Cell-cell signaling between bacteria, including quorum-sensing (QS) communication systems, may play a role in the establishment and maintenance of polymicrobial communities. To better understand and model these interactions, we must uncover the degree to which neighboring species recognize each another's signals. In the current study, we tested the likelihood of whether the QS systems of two opportunistic pathogens (Acinetobacter baumannii and Pseudomonas aeruginosa) that frequently arise in polymicrobial infections would be affected by the QS signals of neighboring species. Through the synthesis and screening of a library of native and non-native N-acyl l-homoserine lactones (AHLs), we found that the AbaR LuxR-type receptor protein of A. baumannii is highly selective for its native AHL signal. However, a homologous LuxR-type receptor in P. aeruginosa, LasR, is far more promiscuously activated by AHLs relative to AbaR, suggesting that LasR-regulated QS could be more susceptible to activation by neighboring species. To explain the observed difference in signal selectivity between AbaR and LasR, we developed a model based on (i) the activity profiles of these proteins and (ii) previously reported structural data and activity profiles for related LuxR-type receptors. This model may facilitate the study of signal selectivities for hundreds of LuxR-type QS receptors from bacteria, many of which grow in polymicrobial communities and may sense each other's signals. In addition, we discovered a set of AHLs that could be used to selectively activate LasR and selectively inhibit AbaR in polymicrobial experiments.

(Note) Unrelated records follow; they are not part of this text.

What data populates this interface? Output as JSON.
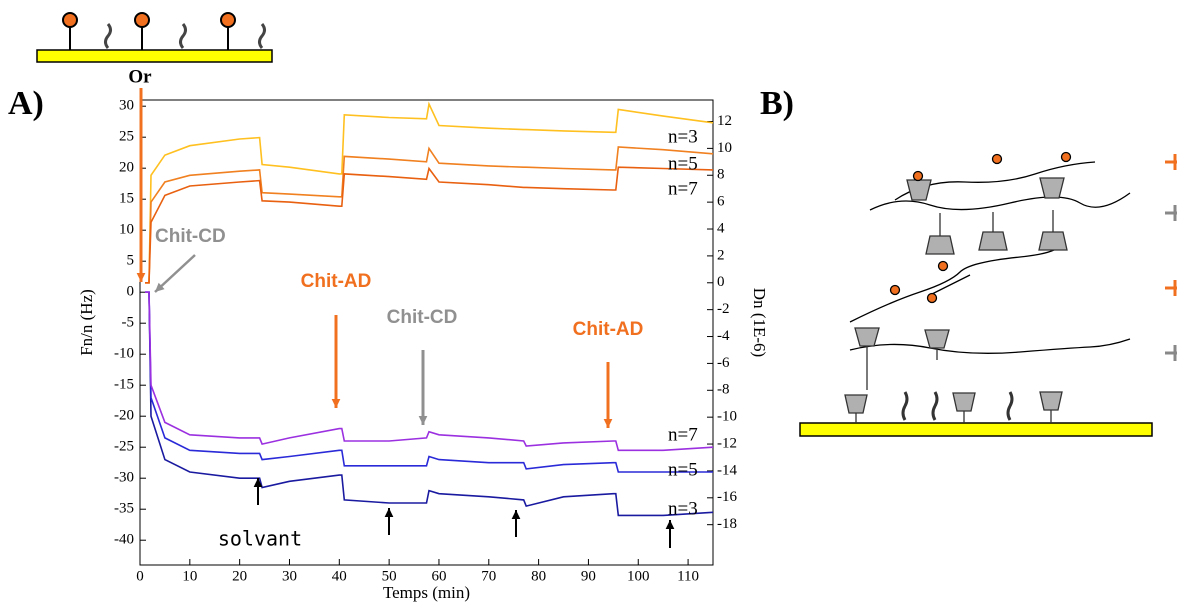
{
  "panel_labels": [
    "A)",
    "B)"
  ],
  "chart_data": {
    "type": "line",
    "surface_label": "Or",
    "xlabel": "Temps (min)",
    "ylabel": "Fn/n (Hz)",
    "y2label": "Dn (1E-6)",
    "annotations": [
      "Chit-CD",
      "Chit-AD",
      "Chit-CD",
      "Chit-AD",
      "solvant"
    ],
    "xlim": [
      0,
      115
    ],
    "xticks": [
      0,
      10,
      20,
      30,
      40,
      50,
      60,
      70,
      80,
      90,
      100,
      110
    ],
    "ylim": [
      -44,
      31
    ],
    "yticks": [
      30,
      25,
      20,
      15,
      10,
      5,
      0,
      -5,
      -10,
      -15,
      -20,
      -25,
      -30,
      -35,
      -40
    ],
    "y2lim": [
      -21,
      13.6
    ],
    "y2ticks": [
      12,
      10,
      8,
      6,
      4,
      2,
      0,
      -2,
      -4,
      -6,
      -8,
      -10,
      -12,
      -14,
      -16,
      -18
    ],
    "x": [
      1,
      1.8,
      2.2,
      5,
      10,
      20,
      24,
      24.5,
      30,
      40,
      40.5,
      41,
      50,
      57.5,
      58,
      60,
      70,
      77,
      77.5,
      85,
      95,
      95.5,
      96,
      105,
      115
    ],
    "series": [
      {
        "name": "n=3",
        "color": "#1a1aa0",
        "values": [
          0,
          0,
          -20,
          -27,
          -29,
          -30,
          -30,
          -31.5,
          -30.5,
          -29.5,
          -29.5,
          -33.5,
          -34,
          -34,
          -32,
          -32.5,
          -33,
          -33.5,
          -34.5,
          -33,
          -32.5,
          -32.5,
          -36,
          -36,
          -35.5
        ]
      },
      {
        "name": "n=5",
        "color": "#2a2ad8",
        "values": [
          0,
          0,
          -17,
          -23.5,
          -25.5,
          -26,
          -26,
          -27,
          -26.5,
          -25.5,
          -25.5,
          -28,
          -28,
          -28,
          -26.5,
          -27,
          -27.5,
          -27.5,
          -28.5,
          -27.8,
          -27.5,
          -27.5,
          -29,
          -29,
          -29
        ]
      },
      {
        "name": "n=7",
        "color": "#9b30e0",
        "values": [
          0,
          0,
          -15,
          -21,
          -23,
          -23.5,
          -23.5,
          -24.5,
          -23.5,
          -22,
          -22,
          -24,
          -24,
          -23.5,
          -22.5,
          -23,
          -23.5,
          -24,
          -24.8,
          -24.3,
          -24,
          -24,
          -25.5,
          -25.5,
          -25
        ]
      },
      {
        "name": "n=3",
        "color": "#ffc020",
        "axis": "y2",
        "values": [
          0,
          0,
          8,
          9.5,
          10.2,
          10.7,
          10.8,
          8.8,
          8.6,
          8.1,
          8.1,
          12.5,
          12.3,
          12.2,
          13.3,
          11.7,
          11.5,
          11.4,
          11.4,
          11.3,
          11.2,
          11.2,
          12.9,
          12.4,
          11.9
        ]
      },
      {
        "name": "n=5",
        "color": "#f08020",
        "axis": "y2",
        "values": [
          0,
          0,
          6,
          7.5,
          8,
          8.3,
          8.4,
          6.7,
          6.6,
          6.4,
          6.4,
          9.4,
          9.2,
          9.0,
          10,
          8.9,
          8.7,
          8.6,
          8.6,
          8.5,
          8.4,
          8.4,
          10.1,
          9.9,
          9.6
        ]
      },
      {
        "name": "n=7",
        "color": "#e86010",
        "axis": "y2",
        "values": [
          0,
          0,
          4.5,
          6.5,
          7.2,
          7.5,
          7.6,
          6.1,
          6.0,
          5.7,
          5.7,
          8.1,
          7.9,
          7.7,
          8.5,
          7.5,
          7.3,
          7.1,
          7.1,
          7.0,
          6.9,
          6.9,
          8.6,
          8.5,
          8.4
        ]
      }
    ]
  }
}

Synthesis and biological evaluation of triazole-containing N-acyl homoserine lactones as quorum sensing modulators.

Many bacterial species are capable of assessing their local population densities through a cell-cell signaling mechanism termed quorum sensing (QS). This intercellular communication process is mediated by small molecule or peptide ligands and their cognate protein receptors. Numerous pathogens use QS to initiate virulence once they achieve a threshold cell number on a host. Consequently, approaches to intercept QS have attracted considerable attention as potential anti-infective therapies. Our interest in the development of small molecule tools to modulate QS pathways motivated us to evaluate triazole-containing analogs of natural N-acyl L-homoserine lactone (AHL) signals as non-native QS agonists and antagonists in Gram-negative bacteria. We synthesized 72 triazole derivatives of five broad structure types in high yields and purities using efficient Cu(I)-catalyzed azide-alkyne couplings. These compounds were evaluated for their ability to activate or inhibit two QS receptors from two prevalent pathogens - LasR from Pseudomonas aeruginosa and AbaR from Acinetobacter baumannii- using bacterial reporter strains. Several triazole derivatives were identified that were capable of strongly modulating the activity of LasR and AbaR. These compounds represent a new and synthetically accessible class of AHL analogs, and could find utility as chemical tools to study QS and its role in bacterial virulence.